User Kortaggio [0] talks about how Duolingo's claim “an average of 34 hours of Duolingo are equivalent to a full university semester of language education” is misleading because it's based on their long-discontinued SRS algorithm. Sounds like false advertising.
The gamification features are one-size-fits-all (whether you're age 13 or 30 or 65, occasional or dedicated user) and default-on: interstitial animations, success videos, chests of gems, then yet more 5/15/30-second ads... I challenge you to measure the % of time within a 10-minute segment that is actually spent on learning. Or at minimum, they could show me the cutesy stuff while I'm doing the language task, Super-Puzzle-Fighter style.

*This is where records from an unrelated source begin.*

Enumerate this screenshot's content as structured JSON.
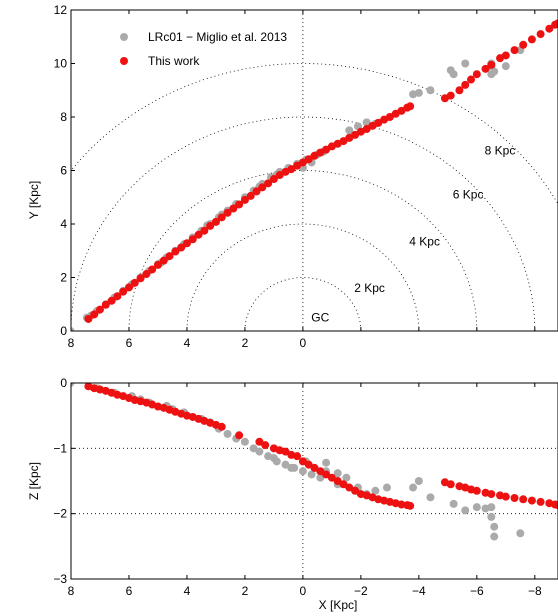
{
  "chart_data": [
    {
      "type": "scatter",
      "panel": "top",
      "xlabel": "",
      "ylabel": "Y [Kpc]",
      "xlim": [
        8,
        -8.8
      ],
      "ylim": [
        0,
        12
      ],
      "xticks": [
        8,
        6,
        4,
        2,
        0,
        -2,
        -4,
        -6,
        -8
      ],
      "xtick_labels": [
        "8",
        "6",
        "4",
        "2",
        "0",
        "",
        "",
        "",
        ""
      ],
      "yticks": [
        0,
        2,
        4,
        6,
        8,
        10,
        12
      ],
      "ytick_labels": [
        "0",
        "2",
        "4",
        "6",
        "8",
        "10",
        "12"
      ],
      "grid": "dotted",
      "circles": {
        "center": [
          0,
          0
        ],
        "radii": [
          2,
          4,
          6,
          8,
          10
        ],
        "labels": [
          {
            "text": "GC",
            "x": -0.6,
            "y": 0.35
          },
          {
            "text": "2 Kpc",
            "x": -2.3,
            "y": 1.45
          },
          {
            "text": "4 Kpc",
            "x": -4.2,
            "y": 3.2
          },
          {
            "text": "6 Kpc",
            "x": -5.7,
            "y": 4.95
          },
          {
            "text": "8 Kpc",
            "x": -6.8,
            "y": 6.6
          }
        ]
      },
      "legend": {
        "placement": "top-left",
        "entries": [
          {
            "label": "LRc01 − Miglio et al. 2013",
            "color": "#aaaaaa"
          },
          {
            "label": "This work",
            "color": "#ee1111"
          }
        ]
      },
      "series": [
        {
          "name": "LRc01 − Miglio et al. 2013",
          "color": "#aaaaaa",
          "points": [
            [
              8.02,
              0.0
            ],
            [
              7.45,
              0.5
            ],
            [
              7.3,
              0.58
            ],
            [
              7.1,
              0.75
            ],
            [
              6.8,
              1.0
            ],
            [
              6.5,
              1.25
            ],
            [
              6.2,
              1.5
            ],
            [
              5.9,
              1.75
            ],
            [
              5.6,
              2.0
            ],
            [
              5.3,
              2.25
            ],
            [
              5.0,
              2.5
            ],
            [
              4.7,
              2.75
            ],
            [
              4.4,
              3.0
            ],
            [
              4.1,
              3.25
            ],
            [
              3.8,
              3.5
            ],
            [
              3.5,
              3.75
            ],
            [
              3.2,
              4.0
            ],
            [
              2.9,
              4.25
            ],
            [
              2.6,
              4.5
            ],
            [
              2.3,
              4.75
            ],
            [
              2.0,
              5.0
            ],
            [
              1.7,
              5.25
            ],
            [
              1.4,
              5.5
            ],
            [
              1.1,
              5.75
            ],
            [
              0.8,
              5.95
            ],
            [
              0.5,
              6.1
            ],
            [
              0.2,
              6.25
            ],
            [
              -0.1,
              6.4
            ],
            [
              -0.4,
              6.55
            ],
            [
              -0.7,
              6.7
            ],
            [
              0.0,
              6.1
            ],
            [
              -0.3,
              6.3
            ],
            [
              -1.6,
              7.5
            ],
            [
              -1.9,
              7.65
            ],
            [
              -2.2,
              7.8
            ],
            [
              -2.5,
              7.75
            ],
            [
              -3.8,
              8.85
            ],
            [
              -4.0,
              8.9
            ],
            [
              -4.4,
              9.0
            ],
            [
              -5.2,
              9.6
            ],
            [
              -5.1,
              9.75
            ],
            [
              -5.6,
              10.0
            ],
            [
              -6.5,
              9.6
            ],
            [
              -6.5,
              9.9
            ],
            [
              -6.5,
              10.0
            ],
            [
              -6.6,
              9.7
            ],
            [
              -7.0,
              9.9
            ],
            [
              -7.5,
              10.5
            ],
            [
              2.8,
              4.35
            ],
            [
              1.5,
              5.4
            ],
            [
              0.9,
              5.85
            ],
            [
              -0.5,
              6.6
            ],
            [
              4.9,
              2.55
            ],
            [
              3.3,
              3.95
            ]
          ]
        },
        {
          "name": "This work",
          "color": "#ee1111",
          "points": [
            [
              7.4,
              0.45
            ],
            [
              7.2,
              0.62
            ],
            [
              7.0,
              0.8
            ],
            [
              6.8,
              0.98
            ],
            [
              6.6,
              1.13
            ],
            [
              6.4,
              1.3
            ],
            [
              6.2,
              1.47
            ],
            [
              6.0,
              1.63
            ],
            [
              5.8,
              1.8
            ],
            [
              5.6,
              1.97
            ],
            [
              5.4,
              2.13
            ],
            [
              5.2,
              2.3
            ],
            [
              5.0,
              2.47
            ],
            [
              4.8,
              2.63
            ],
            [
              4.6,
              2.8
            ],
            [
              4.4,
              2.97
            ],
            [
              4.2,
              3.12
            ],
            [
              4.0,
              3.28
            ],
            [
              3.8,
              3.43
            ],
            [
              3.6,
              3.6
            ],
            [
              3.4,
              3.75
            ],
            [
              3.2,
              3.93
            ],
            [
              3.0,
              4.08
            ],
            [
              2.8,
              4.25
            ],
            [
              2.6,
              4.42
            ],
            [
              2.4,
              4.58
            ],
            [
              2.2,
              4.73
            ],
            [
              2.0,
              4.9
            ],
            [
              1.8,
              5.05
            ],
            [
              1.6,
              5.22
            ],
            [
              1.4,
              5.37
            ],
            [
              1.2,
              5.52
            ],
            [
              1.0,
              5.68
            ],
            [
              0.8,
              5.83
            ],
            [
              0.6,
              5.95
            ],
            [
              0.4,
              6.05
            ],
            [
              0.2,
              6.18
            ],
            [
              0.0,
              6.3
            ],
            [
              -0.2,
              6.42
            ],
            [
              -0.4,
              6.55
            ],
            [
              -0.6,
              6.67
            ],
            [
              -0.8,
              6.78
            ],
            [
              -1.0,
              6.9
            ],
            [
              -1.2,
              7.0
            ],
            [
              -1.4,
              7.1
            ],
            [
              -1.6,
              7.22
            ],
            [
              -1.8,
              7.33
            ],
            [
              -2.0,
              7.45
            ],
            [
              -2.2,
              7.55
            ],
            [
              -2.4,
              7.67
            ],
            [
              -2.6,
              7.78
            ],
            [
              -2.8,
              7.9
            ],
            [
              -3.0,
              8.0
            ],
            [
              -3.2,
              8.12
            ],
            [
              -3.4,
              8.23
            ],
            [
              -3.6,
              8.35
            ],
            [
              -3.7,
              8.4
            ],
            [
              -4.9,
              8.7
            ],
            [
              -5.1,
              8.8
            ],
            [
              -5.4,
              9.0
            ],
            [
              -5.6,
              9.2
            ],
            [
              -5.8,
              9.4
            ],
            [
              -6.0,
              9.6
            ],
            [
              -6.3,
              9.8
            ],
            [
              -6.5,
              9.95
            ],
            [
              -6.8,
              10.2
            ],
            [
              -7.0,
              10.3
            ],
            [
              -7.3,
              10.5
            ],
            [
              -7.6,
              10.7
            ],
            [
              -7.9,
              10.9
            ],
            [
              -8.2,
              11.1
            ],
            [
              -8.5,
              11.3
            ],
            [
              -8.7,
              11.45
            ],
            [
              -8.8,
              11.5
            ]
          ]
        }
      ]
    },
    {
      "type": "scatter",
      "panel": "bottom",
      "xlabel": "X [Kpc]",
      "ylabel": "Z [Kpc]",
      "xlim": [
        8,
        -8.8
      ],
      "ylim": [
        -3,
        0
      ],
      "xticks": [
        8,
        6,
        4,
        2,
        0,
        -2,
        -4,
        -6,
        -8
      ],
      "xtick_labels": [
        "8",
        "6",
        "4",
        "2",
        "0",
        "−2",
        "−4",
        "−6",
        "−8"
      ],
      "yticks": [
        0,
        -1,
        -2,
        -3
      ],
      "ytick_labels": [
        "0",
        "−1",
        "−2",
        "−3"
      ],
      "grid": "dotted",
      "series": [
        {
          "name": "LRc01 − Miglio et al. 2013",
          "color": "#aaaaaa",
          "points": [
            [
              8.02,
              0.0
            ],
            [
              7.1,
              -0.08
            ],
            [
              6.5,
              -0.15
            ],
            [
              5.9,
              -0.2
            ],
            [
              5.3,
              -0.3
            ],
            [
              4.7,
              -0.35
            ],
            [
              4.1,
              -0.45
            ],
            [
              3.5,
              -0.55
            ],
            [
              2.9,
              -0.7
            ],
            [
              2.6,
              -0.78
            ],
            [
              2.3,
              -0.85
            ],
            [
              2.0,
              -0.9
            ],
            [
              1.7,
              -1.0
            ],
            [
              1.5,
              -1.05
            ],
            [
              1.2,
              -1.12
            ],
            [
              0.9,
              -1.2
            ],
            [
              0.6,
              -1.25
            ],
            [
              0.3,
              -1.3
            ],
            [
              0.0,
              -1.35
            ],
            [
              -0.3,
              -1.4
            ],
            [
              -0.6,
              -1.45
            ],
            [
              -0.8,
              -1.35
            ],
            [
              -1.2,
              -1.38
            ],
            [
              -1.5,
              -1.45
            ],
            [
              -1.9,
              -1.6
            ],
            [
              -2.2,
              -1.7
            ],
            [
              -2.5,
              -1.65
            ],
            [
              -3.8,
              -1.6
            ],
            [
              -4.0,
              -1.5
            ],
            [
              -4.4,
              -1.75
            ],
            [
              -5.2,
              -1.85
            ],
            [
              -5.6,
              -1.95
            ],
            [
              -6.3,
              -1.92
            ],
            [
              -6.5,
              -2.05
            ],
            [
              -6.6,
              -2.2
            ],
            [
              -6.6,
              -2.35
            ],
            [
              -7.5,
              -2.3
            ],
            [
              -6.5,
              -1.9
            ],
            [
              -6.0,
              -1.9
            ],
            [
              -2.9,
              -1.6
            ],
            [
              -0.8,
              -1.22
            ],
            [
              -1.2,
              -1.55
            ],
            [
              -0.1,
              -1.2
            ],
            [
              0.4,
              -1.3
            ],
            [
              1.0,
              -1.15
            ],
            [
              3.2,
              -0.6
            ],
            [
              4.5,
              -0.4
            ],
            [
              5.6,
              -0.25
            ]
          ]
        },
        {
          "name": "This work",
          "color": "#ee1111",
          "points": [
            [
              7.4,
              -0.05
            ],
            [
              7.2,
              -0.08
            ],
            [
              7.0,
              -0.1
            ],
            [
              6.8,
              -0.12
            ],
            [
              6.6,
              -0.15
            ],
            [
              6.4,
              -0.18
            ],
            [
              6.2,
              -0.2
            ],
            [
              6.0,
              -0.23
            ],
            [
              5.8,
              -0.26
            ],
            [
              5.6,
              -0.28
            ],
            [
              5.4,
              -0.3
            ],
            [
              5.2,
              -0.33
            ],
            [
              5.0,
              -0.36
            ],
            [
              4.8,
              -0.38
            ],
            [
              4.6,
              -0.41
            ],
            [
              4.4,
              -0.44
            ],
            [
              4.2,
              -0.47
            ],
            [
              4.0,
              -0.5
            ],
            [
              3.8,
              -0.52
            ],
            [
              3.6,
              -0.55
            ],
            [
              3.4,
              -0.58
            ],
            [
              3.2,
              -0.61
            ],
            [
              3.0,
              -0.64
            ],
            [
              2.8,
              -0.67
            ],
            [
              2.2,
              -0.8
            ],
            [
              1.5,
              -0.9
            ],
            [
              1.3,
              -0.95
            ],
            [
              1.0,
              -1.0
            ],
            [
              0.8,
              -1.03
            ],
            [
              0.6,
              -1.05
            ],
            [
              0.4,
              -1.1
            ],
            [
              0.2,
              -1.12
            ],
            [
              0.0,
              -1.2
            ],
            [
              -0.2,
              -1.25
            ],
            [
              -0.4,
              -1.3
            ],
            [
              -0.6,
              -1.35
            ],
            [
              -0.8,
              -1.4
            ],
            [
              -1.0,
              -1.45
            ],
            [
              -1.2,
              -1.5
            ],
            [
              -1.4,
              -1.55
            ],
            [
              -1.6,
              -1.6
            ],
            [
              -1.8,
              -1.65
            ],
            [
              -2.0,
              -1.7
            ],
            [
              -2.2,
              -1.72
            ],
            [
              -2.4,
              -1.75
            ],
            [
              -2.6,
              -1.78
            ],
            [
              -2.8,
              -1.8
            ],
            [
              -3.0,
              -1.82
            ],
            [
              -3.2,
              -1.84
            ],
            [
              -3.4,
              -1.86
            ],
            [
              -3.6,
              -1.87
            ],
            [
              -3.7,
              -1.88
            ],
            [
              -4.9,
              -1.52
            ],
            [
              -5.1,
              -1.55
            ],
            [
              -5.4,
              -1.58
            ],
            [
              -5.6,
              -1.6
            ],
            [
              -5.8,
              -1.63
            ],
            [
              -6.0,
              -1.65
            ],
            [
              -6.3,
              -1.68
            ],
            [
              -6.5,
              -1.7
            ],
            [
              -6.8,
              -1.72
            ],
            [
              -7.0,
              -1.74
            ],
            [
              -7.3,
              -1.76
            ],
            [
              -7.6,
              -1.78
            ],
            [
              -7.9,
              -1.8
            ],
            [
              -8.2,
              -1.82
            ],
            [
              -8.5,
              -1.84
            ],
            [
              -8.7,
              -1.86
            ],
            [
              -8.8,
              -1.87
            ]
          ]
        }
      ]
    }
  ]
}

I'm a 3.5-year user (>1200 days), I clearly don't need somersaulting owls and faux-challenges to keep me going and I passed that point 1190 days ago, if not always.
Many (adult) DL users write about how the ever-increasing pushiness with leaderboards, quests, streaks ('create false urgency' per Candy Crush which the former CPO cites as a model) turn them off. Should have different use-modes for different segments of user.

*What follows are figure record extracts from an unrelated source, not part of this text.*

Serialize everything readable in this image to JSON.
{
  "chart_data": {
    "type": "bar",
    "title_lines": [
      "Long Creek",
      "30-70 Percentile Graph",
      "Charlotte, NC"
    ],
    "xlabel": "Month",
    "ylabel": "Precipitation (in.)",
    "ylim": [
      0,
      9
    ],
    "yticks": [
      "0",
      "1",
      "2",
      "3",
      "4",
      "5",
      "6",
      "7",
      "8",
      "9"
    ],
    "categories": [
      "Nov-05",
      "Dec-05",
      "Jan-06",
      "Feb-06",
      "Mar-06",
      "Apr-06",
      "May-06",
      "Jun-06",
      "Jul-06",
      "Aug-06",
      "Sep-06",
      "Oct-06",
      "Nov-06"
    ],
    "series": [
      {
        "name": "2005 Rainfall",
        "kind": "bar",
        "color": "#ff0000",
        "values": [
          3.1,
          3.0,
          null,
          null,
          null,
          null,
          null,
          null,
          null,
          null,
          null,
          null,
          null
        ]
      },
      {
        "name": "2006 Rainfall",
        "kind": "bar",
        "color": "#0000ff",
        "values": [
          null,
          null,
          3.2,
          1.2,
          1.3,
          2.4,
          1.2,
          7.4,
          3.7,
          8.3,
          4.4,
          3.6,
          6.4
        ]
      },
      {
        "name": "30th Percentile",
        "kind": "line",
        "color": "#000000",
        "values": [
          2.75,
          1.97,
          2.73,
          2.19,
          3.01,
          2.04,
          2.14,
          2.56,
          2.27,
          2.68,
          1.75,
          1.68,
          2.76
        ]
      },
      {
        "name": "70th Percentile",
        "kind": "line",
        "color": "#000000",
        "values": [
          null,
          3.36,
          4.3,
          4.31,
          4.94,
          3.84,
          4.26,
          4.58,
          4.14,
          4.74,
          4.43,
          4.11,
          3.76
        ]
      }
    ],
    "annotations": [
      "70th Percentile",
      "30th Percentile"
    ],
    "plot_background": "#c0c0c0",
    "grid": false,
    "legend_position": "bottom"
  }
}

I believe DL care about teaching effectively only up to a limit, and that limit is anything that might reduce their metrics, as a freemium app.
They don't care about teaching Chinese effectively, not since back in 2021 if not earlier, they simply gave up. This is quite sad and weird for the world's second-largest language. There isn't "still lots to improve" on the Chinese course, they simply gave up and locked the forums permanently so that now not even well-intentioned volunteer users can fix that one.
Also, DL committing intentional trust and GDPR violations without any online opt-out doesn't sound ethical "Facebook Still Tracks People on Yelp, Duolingo, Indeed" [1]. Obviously tracking without user consent is for monetization of ads. Like I said, monetization trumps other considerations at DL.
(PS I signed up for your ReadLang, but for Tagalog it's pretty beta. Good luck with its second incarnation).
(Update: China banned for-profit foreign tutoring 7/2021. But that still doesn't justify why DL locked their Chinese course, leaves lots of other countries where people want to learn Chinese.)